20 Mai 2013
Lors de son récent voyage au Maroc, François Hollande a plaisanté devant la communauté française de Casablanca. Après une journée de visites bien arrosées, il a assuré à l’assistance que « gouverner c’est pleuvoir ». De ce point de vue là, il faut objectivement lui reconnaître une étonnante performance. Il a parfaitement réussi depuis son élection à recharger les nappes phréatiques du pays. Et ce n’est bien évidement déjà pas rien. Attention quand même à ce qu’à trop attirer la dépression, il ne finisse par susciter l’aversion à l’averse.
Je suis en revanche beaucoup plus critique sur les autres aspects du bilan de l’an I de moi président. Jeudi dernier, depuis ma voiture, j’ai attentivement écouté la longue déclaration incantatoire liminaire, verbeuse et pompeuse, de sa conférence de presse. Présenter le sérieux budgétaire comme la première réforme de son quinquennat était quand même osé.
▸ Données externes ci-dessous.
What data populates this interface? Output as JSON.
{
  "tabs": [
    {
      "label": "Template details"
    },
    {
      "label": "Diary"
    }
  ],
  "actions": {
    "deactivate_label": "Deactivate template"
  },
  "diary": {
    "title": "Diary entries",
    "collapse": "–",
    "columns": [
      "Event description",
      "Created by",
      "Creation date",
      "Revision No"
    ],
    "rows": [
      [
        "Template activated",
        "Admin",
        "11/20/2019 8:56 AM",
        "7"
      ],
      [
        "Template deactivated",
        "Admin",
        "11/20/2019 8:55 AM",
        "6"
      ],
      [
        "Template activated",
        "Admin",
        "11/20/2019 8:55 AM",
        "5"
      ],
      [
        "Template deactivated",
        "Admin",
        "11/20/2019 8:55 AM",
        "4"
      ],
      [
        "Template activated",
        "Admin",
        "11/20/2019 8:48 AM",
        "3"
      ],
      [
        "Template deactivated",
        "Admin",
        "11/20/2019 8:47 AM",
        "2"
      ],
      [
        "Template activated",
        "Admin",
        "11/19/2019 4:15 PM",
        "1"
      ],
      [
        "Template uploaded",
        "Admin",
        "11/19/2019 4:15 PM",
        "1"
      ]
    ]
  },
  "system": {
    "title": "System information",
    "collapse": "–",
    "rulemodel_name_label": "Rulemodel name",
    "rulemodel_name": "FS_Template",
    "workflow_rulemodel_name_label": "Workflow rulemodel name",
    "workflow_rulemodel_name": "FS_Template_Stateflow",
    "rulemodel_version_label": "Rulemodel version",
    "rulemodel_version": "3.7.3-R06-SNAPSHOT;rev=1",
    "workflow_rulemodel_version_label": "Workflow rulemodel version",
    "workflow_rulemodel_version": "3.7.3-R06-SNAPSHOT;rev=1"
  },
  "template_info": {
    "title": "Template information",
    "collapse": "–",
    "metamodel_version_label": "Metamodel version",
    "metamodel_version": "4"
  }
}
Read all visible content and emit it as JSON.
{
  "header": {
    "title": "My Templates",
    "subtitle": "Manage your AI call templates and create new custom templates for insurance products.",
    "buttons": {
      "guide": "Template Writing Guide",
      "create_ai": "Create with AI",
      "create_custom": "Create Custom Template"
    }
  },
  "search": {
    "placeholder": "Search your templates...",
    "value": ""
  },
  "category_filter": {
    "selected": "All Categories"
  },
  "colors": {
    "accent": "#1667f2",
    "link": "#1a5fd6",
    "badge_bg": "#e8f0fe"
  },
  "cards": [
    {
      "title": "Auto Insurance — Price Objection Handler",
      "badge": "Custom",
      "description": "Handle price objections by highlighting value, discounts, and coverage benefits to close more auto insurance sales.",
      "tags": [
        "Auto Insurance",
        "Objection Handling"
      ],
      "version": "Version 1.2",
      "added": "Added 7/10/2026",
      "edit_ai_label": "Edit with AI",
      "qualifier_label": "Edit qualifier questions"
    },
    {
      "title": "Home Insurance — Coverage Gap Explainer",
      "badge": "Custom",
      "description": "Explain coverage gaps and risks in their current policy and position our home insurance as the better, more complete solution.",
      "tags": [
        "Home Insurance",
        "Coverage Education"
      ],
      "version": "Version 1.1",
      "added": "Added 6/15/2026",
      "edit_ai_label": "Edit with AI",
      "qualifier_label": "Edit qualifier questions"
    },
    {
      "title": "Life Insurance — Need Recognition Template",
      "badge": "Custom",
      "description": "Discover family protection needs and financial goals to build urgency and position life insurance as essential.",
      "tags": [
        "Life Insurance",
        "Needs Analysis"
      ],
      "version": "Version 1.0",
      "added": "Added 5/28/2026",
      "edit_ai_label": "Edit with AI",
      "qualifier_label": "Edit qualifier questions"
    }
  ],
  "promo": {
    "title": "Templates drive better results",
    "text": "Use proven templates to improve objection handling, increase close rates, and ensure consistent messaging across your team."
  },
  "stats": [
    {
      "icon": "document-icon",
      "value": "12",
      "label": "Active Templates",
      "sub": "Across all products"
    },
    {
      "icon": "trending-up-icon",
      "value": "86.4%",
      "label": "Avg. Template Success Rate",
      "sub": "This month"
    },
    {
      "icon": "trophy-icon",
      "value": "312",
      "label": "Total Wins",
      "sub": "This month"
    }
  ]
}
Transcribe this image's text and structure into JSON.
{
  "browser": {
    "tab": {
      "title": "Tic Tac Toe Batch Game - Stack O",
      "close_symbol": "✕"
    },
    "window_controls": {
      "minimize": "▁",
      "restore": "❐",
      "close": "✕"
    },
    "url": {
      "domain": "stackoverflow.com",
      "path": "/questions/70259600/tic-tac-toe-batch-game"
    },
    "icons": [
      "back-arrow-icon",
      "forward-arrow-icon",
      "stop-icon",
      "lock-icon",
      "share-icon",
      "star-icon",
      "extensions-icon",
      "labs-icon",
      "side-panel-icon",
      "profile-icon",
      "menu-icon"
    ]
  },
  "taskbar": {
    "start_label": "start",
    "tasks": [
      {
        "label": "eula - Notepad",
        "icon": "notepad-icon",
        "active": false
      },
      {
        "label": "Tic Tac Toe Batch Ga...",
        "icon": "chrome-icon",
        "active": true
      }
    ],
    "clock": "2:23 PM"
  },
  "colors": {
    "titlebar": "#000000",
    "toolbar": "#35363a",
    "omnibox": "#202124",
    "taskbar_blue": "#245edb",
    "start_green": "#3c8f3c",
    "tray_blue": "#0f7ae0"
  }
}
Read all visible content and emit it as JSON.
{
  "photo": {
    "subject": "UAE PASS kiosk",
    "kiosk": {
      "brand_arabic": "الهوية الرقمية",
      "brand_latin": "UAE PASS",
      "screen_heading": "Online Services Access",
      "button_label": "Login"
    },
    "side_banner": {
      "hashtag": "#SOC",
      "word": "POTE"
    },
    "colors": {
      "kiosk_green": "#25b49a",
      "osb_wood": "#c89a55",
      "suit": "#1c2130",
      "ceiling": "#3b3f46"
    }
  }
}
Donner aussi le nom de réforme au crédit d’impôt compétitivité (CICE) est tout aussi gonflé à l’eau de rose fanée. Même chose pour les contrats d’avenir et les contrats de génération. Faire passer pour de l’action ce qui n’est que du bidouillage des circuits de collecte et de redistribution de l’impôt m’est devenu insupportable. C’est ce que j’ai dit cette même soirée à France Bleue La Rochelle.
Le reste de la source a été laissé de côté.